The Info-communications Media Development Authority has been pressing agencies toward the Whole-of-Government data standards framework, which sets baseline requirements for metadata consistency across public sector digital holdings. But compliance has been uneven. Smaller statutory boards and town councils, which maintain their own photographic records of estates from Tampines to Buona Vista, were not always brought into harmonisation exercises early enough, and the gap shows.
The Decisions That Cannot Be Delayed
Three choices are now pressing. The first is tool selection. Institutions must decide whether to deploy AI-assisted deduplication software — several vendors have pitched solutions to agencies along Fusionopolis Way in one-north — or rely on manual curation workflows. AI tools are faster but require clean training data to work well, which is precisely what is in short supply. Manual workflows are accurate but slow; one heritage sector estimate, cited in a 2025 Government Technology Agency discussion paper, put the cost of manually resolving a single duplicate record cluster at between S$12 and S$40 depending on complexity.
The second decision is governance: who owns the canonical version of a disputed image? When the National Archives of Singapore and a separate agency both hold copies of the same photograph from, say, the 1970s Orchard Road redevelopment, with slightly different crop and colour correction, neither version is obviously wrong. A cross-agency arbitration protocol does not yet exist in published form.
The third, and arguably most consequential, is public access policy. Some institutions have floated the idea of exposing deduplicated archives through an open API, similar to what the Smithsonian Institution implemented in Washington D.C. in 2020. That would let researchers, educators, and app developers query verified, single-instance records directly. The upside is transparency and utility. The downside is that any errors in the deduplication process become publicly visible immediately.

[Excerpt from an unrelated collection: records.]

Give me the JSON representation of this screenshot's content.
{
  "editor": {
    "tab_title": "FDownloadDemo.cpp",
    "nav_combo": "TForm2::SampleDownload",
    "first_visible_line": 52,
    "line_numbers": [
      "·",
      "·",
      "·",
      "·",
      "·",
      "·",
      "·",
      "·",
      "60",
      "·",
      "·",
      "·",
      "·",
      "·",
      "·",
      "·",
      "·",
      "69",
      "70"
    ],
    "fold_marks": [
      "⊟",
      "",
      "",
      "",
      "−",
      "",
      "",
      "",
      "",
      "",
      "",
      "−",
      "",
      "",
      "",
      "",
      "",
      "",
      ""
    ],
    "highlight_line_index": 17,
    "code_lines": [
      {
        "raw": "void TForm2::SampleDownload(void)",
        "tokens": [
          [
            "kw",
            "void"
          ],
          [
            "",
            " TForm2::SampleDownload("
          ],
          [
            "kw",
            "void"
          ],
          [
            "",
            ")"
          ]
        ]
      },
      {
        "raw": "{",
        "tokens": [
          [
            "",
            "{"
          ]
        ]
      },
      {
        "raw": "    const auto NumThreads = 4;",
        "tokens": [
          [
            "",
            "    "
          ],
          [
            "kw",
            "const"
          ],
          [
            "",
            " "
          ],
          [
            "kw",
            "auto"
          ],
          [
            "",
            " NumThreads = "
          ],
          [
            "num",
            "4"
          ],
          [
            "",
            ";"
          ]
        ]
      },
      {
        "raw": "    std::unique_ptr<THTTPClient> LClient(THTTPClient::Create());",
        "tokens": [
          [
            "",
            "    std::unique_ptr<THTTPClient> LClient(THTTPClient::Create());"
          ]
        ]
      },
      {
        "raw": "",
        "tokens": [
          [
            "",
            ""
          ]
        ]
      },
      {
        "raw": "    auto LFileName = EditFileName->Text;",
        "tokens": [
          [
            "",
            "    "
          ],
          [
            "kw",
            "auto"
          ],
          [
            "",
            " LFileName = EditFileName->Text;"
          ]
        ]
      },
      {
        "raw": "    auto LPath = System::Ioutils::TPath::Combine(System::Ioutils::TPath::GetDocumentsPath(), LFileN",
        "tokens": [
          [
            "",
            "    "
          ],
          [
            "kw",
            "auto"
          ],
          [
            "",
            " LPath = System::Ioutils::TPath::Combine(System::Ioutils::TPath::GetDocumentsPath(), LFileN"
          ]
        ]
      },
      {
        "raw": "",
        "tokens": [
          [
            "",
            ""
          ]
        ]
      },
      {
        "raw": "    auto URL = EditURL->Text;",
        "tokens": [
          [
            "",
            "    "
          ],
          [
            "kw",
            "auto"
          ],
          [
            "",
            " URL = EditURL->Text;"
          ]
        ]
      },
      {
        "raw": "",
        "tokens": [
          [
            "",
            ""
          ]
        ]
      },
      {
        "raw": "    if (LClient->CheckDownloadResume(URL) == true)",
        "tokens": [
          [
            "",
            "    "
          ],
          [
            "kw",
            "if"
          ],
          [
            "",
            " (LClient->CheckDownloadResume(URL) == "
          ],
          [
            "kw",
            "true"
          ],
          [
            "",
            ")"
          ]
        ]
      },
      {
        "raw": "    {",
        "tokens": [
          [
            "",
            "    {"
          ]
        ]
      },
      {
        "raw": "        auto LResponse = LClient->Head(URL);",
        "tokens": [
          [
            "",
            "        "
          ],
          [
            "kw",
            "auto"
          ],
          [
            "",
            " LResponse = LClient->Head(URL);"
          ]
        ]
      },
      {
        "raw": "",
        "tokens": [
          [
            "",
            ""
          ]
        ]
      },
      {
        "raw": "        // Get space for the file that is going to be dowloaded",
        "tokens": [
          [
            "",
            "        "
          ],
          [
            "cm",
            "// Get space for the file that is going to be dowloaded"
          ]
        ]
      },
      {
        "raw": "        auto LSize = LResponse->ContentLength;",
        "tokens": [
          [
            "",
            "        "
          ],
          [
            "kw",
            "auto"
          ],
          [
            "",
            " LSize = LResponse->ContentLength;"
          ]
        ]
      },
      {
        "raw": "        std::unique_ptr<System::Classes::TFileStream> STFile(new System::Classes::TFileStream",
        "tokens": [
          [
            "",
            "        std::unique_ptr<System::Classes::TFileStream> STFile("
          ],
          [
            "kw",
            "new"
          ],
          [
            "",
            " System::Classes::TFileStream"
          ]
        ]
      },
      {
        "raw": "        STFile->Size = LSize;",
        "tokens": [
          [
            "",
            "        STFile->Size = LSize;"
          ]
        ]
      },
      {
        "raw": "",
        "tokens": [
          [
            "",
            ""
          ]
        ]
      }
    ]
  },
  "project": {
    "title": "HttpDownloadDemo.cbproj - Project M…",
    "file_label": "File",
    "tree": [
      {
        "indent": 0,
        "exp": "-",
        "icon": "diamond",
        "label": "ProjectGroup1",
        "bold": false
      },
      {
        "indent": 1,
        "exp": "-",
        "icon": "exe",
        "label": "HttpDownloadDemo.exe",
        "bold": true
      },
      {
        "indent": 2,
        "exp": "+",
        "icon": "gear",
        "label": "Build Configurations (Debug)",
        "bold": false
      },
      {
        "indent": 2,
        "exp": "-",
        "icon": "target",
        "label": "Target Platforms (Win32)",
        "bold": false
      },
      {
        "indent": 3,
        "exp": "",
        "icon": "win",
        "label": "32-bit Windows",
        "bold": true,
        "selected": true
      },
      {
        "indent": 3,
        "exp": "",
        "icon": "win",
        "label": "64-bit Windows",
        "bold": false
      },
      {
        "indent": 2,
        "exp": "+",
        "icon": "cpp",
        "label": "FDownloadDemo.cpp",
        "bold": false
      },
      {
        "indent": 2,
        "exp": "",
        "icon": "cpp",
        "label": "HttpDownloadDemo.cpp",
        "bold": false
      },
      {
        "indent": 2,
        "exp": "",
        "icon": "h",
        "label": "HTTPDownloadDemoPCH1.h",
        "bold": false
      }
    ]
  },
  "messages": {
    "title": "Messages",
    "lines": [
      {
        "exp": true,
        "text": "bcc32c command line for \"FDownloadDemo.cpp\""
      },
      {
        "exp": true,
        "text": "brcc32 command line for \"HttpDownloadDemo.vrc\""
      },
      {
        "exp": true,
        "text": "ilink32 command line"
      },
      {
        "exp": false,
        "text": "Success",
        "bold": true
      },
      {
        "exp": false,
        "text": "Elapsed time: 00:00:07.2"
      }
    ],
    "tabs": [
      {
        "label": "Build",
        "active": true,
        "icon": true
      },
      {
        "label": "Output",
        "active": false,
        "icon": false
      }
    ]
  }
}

The timeline is not abstract. Several agencies have digitisation grant cycles ending in the first quarter of 2027, meaning procurement decisions for new archive infrastructure need to be made before the end of this calendar year. Institutions that delay selecting a deduplication approach risk inheriting an even larger backlog as new material continues to be ingested. The next six months, from now through December 2026, are when the foundational architecture gets locked in — and changing course after that point will cost considerably more than getting it right the first time.